Já não há paciencia pró Natal, prás compras, prá crise que se adivinha na carteira das pessoas no mês seguinte, depois de terem esbanjado o ordenado e as poupanças em brinquedos para os muidos... Já não há paciencia nenhuma (pelo menos da minha parte)!
Em pequena, lembro-me que gostava de andar pelas ruas do meu bom Porto, em pleno Dezembro, a sentir um frio de rachar, com um cartucho de papel na mão que continha sempre castanhas quentinhas que eu e os meus pais iamos tirando à vez e com pressa antes de chegarmos a uma loja para comprar os presentes. Lembro-me que dava valor a esses momentos e que eram sempre uma alegria para todos. Um tempo de convívio, de diversão, de risota e principalmente tempo de e em família. Também me lembro que ao longo dos anos essa tradição (seguida á risca até aos meus sete aniversários) foi perdendo o hábito até que acabou por desaparecer de vez, principalmente depois de ter sido imposta a lei do "não há prendas pra ninguém".

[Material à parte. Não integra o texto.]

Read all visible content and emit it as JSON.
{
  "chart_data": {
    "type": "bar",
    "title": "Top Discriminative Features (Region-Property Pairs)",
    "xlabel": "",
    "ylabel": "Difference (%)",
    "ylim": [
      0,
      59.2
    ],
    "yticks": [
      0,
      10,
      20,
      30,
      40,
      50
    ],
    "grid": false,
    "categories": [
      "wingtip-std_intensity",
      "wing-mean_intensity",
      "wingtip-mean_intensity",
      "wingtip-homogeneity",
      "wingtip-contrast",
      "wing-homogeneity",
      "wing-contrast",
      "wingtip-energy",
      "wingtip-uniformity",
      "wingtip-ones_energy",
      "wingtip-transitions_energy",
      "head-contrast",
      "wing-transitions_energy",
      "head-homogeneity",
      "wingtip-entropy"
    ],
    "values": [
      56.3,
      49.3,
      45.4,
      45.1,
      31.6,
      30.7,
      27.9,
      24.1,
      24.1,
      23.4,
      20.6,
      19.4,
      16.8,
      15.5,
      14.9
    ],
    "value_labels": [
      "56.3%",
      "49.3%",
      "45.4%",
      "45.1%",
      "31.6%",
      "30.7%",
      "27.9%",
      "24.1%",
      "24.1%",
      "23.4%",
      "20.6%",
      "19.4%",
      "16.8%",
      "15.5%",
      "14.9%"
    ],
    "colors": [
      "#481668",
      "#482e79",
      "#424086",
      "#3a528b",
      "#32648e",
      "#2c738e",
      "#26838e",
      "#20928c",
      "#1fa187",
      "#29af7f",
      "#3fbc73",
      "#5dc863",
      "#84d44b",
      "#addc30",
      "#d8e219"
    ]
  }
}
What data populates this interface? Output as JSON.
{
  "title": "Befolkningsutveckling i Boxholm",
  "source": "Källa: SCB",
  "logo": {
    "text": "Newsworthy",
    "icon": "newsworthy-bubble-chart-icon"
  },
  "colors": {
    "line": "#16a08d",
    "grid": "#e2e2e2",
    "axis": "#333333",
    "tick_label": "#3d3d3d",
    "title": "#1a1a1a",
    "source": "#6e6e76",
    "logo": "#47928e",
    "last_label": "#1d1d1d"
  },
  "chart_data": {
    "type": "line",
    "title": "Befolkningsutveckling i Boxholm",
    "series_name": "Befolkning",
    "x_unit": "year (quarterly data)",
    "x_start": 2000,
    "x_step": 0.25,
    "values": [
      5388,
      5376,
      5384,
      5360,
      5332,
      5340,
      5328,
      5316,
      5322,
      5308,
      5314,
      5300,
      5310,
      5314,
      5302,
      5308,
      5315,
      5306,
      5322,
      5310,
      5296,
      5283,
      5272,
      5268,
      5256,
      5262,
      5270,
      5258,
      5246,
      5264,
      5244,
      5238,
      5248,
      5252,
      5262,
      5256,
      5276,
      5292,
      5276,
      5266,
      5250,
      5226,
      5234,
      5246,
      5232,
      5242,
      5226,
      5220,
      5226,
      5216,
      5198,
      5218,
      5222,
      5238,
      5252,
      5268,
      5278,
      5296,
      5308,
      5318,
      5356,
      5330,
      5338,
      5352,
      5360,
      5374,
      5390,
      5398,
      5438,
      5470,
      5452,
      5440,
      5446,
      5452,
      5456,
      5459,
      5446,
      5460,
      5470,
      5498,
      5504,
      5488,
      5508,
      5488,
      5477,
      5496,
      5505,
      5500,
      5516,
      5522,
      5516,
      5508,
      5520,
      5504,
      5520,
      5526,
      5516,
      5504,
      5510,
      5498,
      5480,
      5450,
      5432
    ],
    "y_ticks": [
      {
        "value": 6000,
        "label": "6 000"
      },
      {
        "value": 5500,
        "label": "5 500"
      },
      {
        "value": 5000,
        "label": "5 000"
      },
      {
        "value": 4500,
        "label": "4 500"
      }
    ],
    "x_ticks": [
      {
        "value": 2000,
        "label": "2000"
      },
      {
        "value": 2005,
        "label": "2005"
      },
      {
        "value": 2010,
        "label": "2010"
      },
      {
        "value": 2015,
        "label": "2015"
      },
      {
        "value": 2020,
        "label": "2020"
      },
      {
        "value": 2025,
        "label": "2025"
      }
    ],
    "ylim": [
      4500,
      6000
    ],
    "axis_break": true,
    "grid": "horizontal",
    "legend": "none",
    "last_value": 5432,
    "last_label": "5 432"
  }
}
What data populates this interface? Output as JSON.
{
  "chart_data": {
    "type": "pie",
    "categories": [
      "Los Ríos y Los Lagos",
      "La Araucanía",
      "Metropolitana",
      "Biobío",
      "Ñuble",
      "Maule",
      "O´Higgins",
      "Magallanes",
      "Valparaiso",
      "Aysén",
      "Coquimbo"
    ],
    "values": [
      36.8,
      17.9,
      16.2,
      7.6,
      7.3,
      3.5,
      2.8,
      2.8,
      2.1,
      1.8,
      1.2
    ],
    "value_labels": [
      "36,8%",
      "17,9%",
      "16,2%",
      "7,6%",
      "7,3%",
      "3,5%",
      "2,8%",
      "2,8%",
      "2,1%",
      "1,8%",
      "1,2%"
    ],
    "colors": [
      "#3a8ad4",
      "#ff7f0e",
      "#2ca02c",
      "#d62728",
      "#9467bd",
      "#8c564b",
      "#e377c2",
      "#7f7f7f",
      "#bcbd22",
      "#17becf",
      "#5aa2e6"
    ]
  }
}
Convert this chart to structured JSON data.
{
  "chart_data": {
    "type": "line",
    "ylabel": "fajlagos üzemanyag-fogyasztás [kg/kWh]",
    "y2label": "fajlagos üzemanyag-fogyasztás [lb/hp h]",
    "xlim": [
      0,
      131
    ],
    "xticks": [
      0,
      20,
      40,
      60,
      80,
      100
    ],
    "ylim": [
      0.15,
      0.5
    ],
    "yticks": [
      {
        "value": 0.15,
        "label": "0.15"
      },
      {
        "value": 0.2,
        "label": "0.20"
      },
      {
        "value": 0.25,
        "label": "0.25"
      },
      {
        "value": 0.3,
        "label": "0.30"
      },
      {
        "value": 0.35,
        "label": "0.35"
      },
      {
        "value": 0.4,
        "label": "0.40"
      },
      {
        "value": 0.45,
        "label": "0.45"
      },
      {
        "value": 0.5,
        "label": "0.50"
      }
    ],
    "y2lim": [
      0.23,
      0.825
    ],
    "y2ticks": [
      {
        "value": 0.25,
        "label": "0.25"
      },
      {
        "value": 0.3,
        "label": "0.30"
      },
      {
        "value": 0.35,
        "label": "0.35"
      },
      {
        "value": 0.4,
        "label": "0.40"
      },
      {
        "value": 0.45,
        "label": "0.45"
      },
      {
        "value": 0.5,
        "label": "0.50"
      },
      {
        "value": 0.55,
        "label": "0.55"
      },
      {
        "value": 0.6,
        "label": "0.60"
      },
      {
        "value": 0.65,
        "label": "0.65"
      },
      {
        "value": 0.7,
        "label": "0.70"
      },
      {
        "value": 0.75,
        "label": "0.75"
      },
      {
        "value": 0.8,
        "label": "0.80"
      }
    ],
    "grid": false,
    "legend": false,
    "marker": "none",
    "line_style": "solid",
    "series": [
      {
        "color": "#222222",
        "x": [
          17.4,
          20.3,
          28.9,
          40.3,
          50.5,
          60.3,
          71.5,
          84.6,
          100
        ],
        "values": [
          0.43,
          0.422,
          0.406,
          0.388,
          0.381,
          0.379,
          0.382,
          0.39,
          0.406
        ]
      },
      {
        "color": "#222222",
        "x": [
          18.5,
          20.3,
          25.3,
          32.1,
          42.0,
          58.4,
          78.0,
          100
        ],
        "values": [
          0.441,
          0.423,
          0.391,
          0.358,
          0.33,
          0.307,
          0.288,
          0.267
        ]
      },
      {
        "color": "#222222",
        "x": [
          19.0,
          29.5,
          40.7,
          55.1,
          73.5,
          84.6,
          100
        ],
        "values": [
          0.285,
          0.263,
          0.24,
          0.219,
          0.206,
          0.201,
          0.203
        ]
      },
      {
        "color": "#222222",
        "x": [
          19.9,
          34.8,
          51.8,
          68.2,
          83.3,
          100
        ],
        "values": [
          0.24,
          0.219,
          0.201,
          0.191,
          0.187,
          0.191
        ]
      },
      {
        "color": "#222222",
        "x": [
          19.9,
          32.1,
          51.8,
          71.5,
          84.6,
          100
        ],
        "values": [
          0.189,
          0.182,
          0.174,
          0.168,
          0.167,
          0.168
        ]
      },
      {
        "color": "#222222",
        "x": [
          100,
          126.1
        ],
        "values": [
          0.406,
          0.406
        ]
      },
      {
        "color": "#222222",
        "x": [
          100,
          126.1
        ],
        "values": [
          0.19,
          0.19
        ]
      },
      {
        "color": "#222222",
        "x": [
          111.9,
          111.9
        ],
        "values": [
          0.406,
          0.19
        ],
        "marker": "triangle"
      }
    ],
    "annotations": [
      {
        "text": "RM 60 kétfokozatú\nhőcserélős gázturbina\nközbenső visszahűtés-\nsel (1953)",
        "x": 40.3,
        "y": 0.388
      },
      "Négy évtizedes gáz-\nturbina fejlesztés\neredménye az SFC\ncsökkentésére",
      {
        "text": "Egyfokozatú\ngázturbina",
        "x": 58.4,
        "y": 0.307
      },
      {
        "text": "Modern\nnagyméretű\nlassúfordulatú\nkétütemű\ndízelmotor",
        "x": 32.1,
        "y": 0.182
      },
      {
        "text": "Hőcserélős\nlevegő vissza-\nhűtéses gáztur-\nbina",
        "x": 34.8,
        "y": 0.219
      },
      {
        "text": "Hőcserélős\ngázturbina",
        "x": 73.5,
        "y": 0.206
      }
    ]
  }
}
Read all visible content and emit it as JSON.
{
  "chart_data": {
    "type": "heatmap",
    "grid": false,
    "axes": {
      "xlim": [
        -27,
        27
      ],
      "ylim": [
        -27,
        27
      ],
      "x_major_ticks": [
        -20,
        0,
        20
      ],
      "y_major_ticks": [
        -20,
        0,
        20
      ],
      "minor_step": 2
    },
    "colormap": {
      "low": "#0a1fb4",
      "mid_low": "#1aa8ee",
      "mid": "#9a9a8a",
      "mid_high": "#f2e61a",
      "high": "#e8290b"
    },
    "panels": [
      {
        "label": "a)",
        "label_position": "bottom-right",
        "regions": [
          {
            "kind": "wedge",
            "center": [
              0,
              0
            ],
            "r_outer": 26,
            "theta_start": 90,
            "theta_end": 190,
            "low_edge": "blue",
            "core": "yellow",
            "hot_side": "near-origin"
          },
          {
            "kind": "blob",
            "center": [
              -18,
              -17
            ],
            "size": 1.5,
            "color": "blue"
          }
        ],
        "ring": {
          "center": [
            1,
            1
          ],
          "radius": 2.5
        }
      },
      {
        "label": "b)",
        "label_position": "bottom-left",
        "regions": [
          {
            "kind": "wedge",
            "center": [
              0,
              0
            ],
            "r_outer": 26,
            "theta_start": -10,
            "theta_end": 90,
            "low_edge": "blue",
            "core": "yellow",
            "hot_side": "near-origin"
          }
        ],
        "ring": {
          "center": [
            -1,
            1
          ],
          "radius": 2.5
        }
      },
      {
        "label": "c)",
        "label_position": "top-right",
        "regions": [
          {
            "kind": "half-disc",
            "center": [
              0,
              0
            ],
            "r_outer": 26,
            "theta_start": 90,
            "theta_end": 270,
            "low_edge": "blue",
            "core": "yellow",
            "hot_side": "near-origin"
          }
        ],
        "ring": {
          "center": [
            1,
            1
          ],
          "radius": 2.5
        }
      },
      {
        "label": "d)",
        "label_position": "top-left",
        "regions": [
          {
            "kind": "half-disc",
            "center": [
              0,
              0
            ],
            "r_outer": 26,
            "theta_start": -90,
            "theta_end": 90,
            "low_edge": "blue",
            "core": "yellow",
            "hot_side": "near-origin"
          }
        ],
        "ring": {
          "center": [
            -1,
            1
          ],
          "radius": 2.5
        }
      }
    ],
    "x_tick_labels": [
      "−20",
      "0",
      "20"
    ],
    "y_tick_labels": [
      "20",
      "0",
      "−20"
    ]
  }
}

Apesar de nunca ter achado piada ao dia 25 eram os embrulhos e a excitação de não saber o que ia receber que alimentavam em mim, uma criança ingénua e inocente, o espírito do Natal. Porém, tudo isso foi desaparecendo, a magia apagou-se e agora resta-me um ódio de morte a uma noite que se resume a um jantar com seis pessoas à mesa (sete, este ano), ao habitual bacalhau com batatas e ao bolo rei, que detesto desde sempre.
É por este motivo que não suporto o Natal, as luzes, a imagem de uma festa perfeita que passa sempre nos media. O mês de Dezembro torna-se irritante e até os anuncios televisivos de perfumes e de objectos luxuosos me irritam. Já não existe nos meus olhos aquele brilho que eu vejo nas outras pessoas quando se fala na "data emaculada", já não existe sequer uma réstia de esperança que algum dia esse brilho volte a aparecer, já não há nada no lugar que em tempos enchia o meu coraçãozinho de um calor próprio de uma menina de cinco invernos. Não me resta nada! Nem o Ano Novo se aproveita. A única coisa que sinto agora é uma tristeza, um vazio e uma saudade imensa daquilo que perdi e que sei que por culpa do enfado não volto a recuperar. A irritação e o desprezo que demostro cada vez que saio à rua são a expressão da minha mágoa. Chego a odiar de tal forma esta data que até as músicas mais actuais, originais e divertidas me deixam fora de mim. Sei que já não há salvação possivel para a minha pessoa e isso ainda me entristece mais. Tudo o que me resta são memórias, memórias que já tentei recuperar mas que não me souberam ao mesmo. Sobra-me o Inverno que tanto aprecio e o sabor das castanhas que saboreio quando o meu apetite assim o exige.
Perdeu-se o sonho e nasceu a melancolia que tantas vezes me faz chorar de saudade.